Against this backdrop, the number of Nigerians living below the poverty line surged to an alarming 104 million, escalating from 95 million in 2021 and 100 million in 2022. Data from the Nigerian Bureau of Statistics corroborated this trend, showcasing an increase from 82.9 million in 2019 to 85.2 million in 2020.

Addressing the economic challenges, the World Bank’s Nigeria Development Update titled ‘Turning the Corner: Time to Move From Reforms to Results’ emphasized the need for continued reform momentum and urged clarity on oil revenues, particularly highlighting the financial gains of the Nigeria National Petroleum Corporation Limited (NNPCL) from the subsidy removal.

The report pinpointed that the removal of the subsidy had resulted in an expected fiscal saving of approximately N2 trillion in 2023, equivalent to 0.9% of the GDP. It projected significant gains exceeding N11 trillion between 2023 and 2025, contrasting scenarios where the subsidy remained intact.
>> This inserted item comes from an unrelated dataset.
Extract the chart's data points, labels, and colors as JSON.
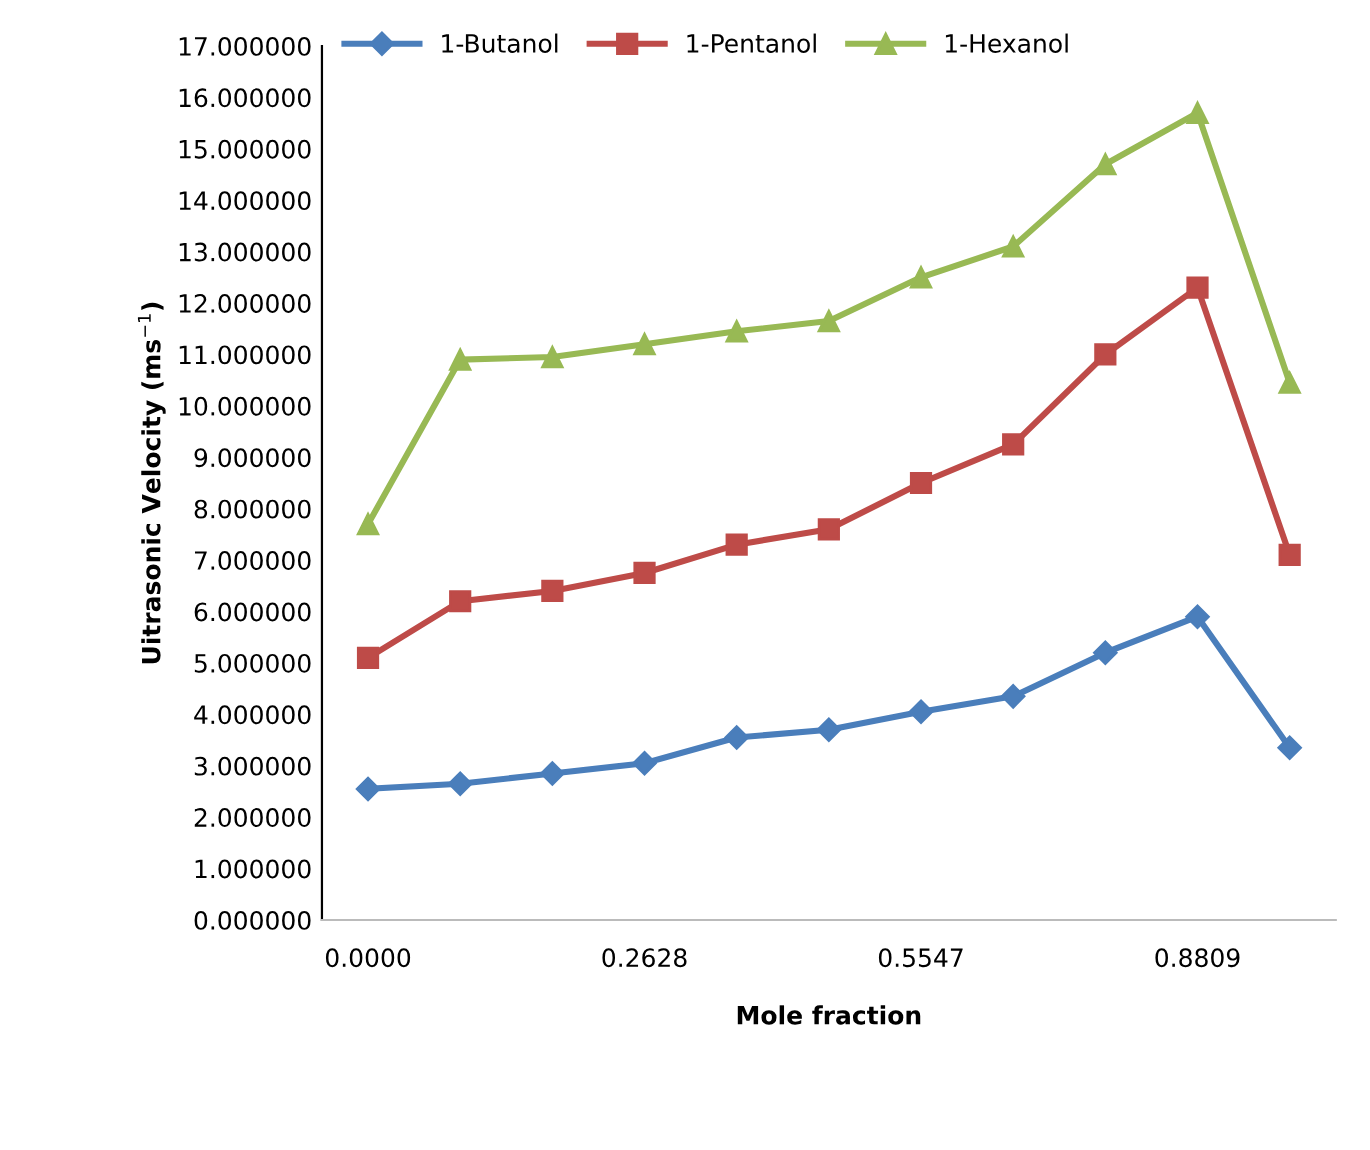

Amidst the reforms, there has been a noticeable impact on various sectors, notably on companies operating within Nigeria. The closure of businesses due to increased operational costs and economic uncertainties has further compounded the challenges faced by the populace.

Echoing this sentiment, industry experts highlighted the closure of multiple companies, primarily small and medium-sized enterprises (SMEs), unable to sustain operations amidst rising costs and market volatility. These closures have not only led to job losses but have also disrupted supply chains and consumer accessibility, exacerbating the economic challenges faced by ordinary citizens.

The World Bank’s recommendations encompass controlling inflation, stabilizing the FX market, achieving fiscal consolidation, and addressing structural barriers to growth.

“The petrol subsidy and FX management reforms are critical steps in the right direction towards improving Nigeria’s economic outlook. Now is the time to truly turn the corner by ensuring coordinated fiscal and monetary policy actions in the short to medium term,” Chaudhuri stated.

“Continued reform implementation can ensure that Nigeria benefits from the difficult adjustments underway. This includes ensuring that improved oil revenues following the sharply increased PMS price accrue to the Federation.”

The report projects an anticipated average annual growth rate of 3.5% for Nigeria’s economy in 2023-2026, a 0.5% increase compared to scenarios without the implemented reforms.

“Between 2023 and 2025, the expected gains are over N11 trillion, against a scenario in which the subsidy had continued,” the report said.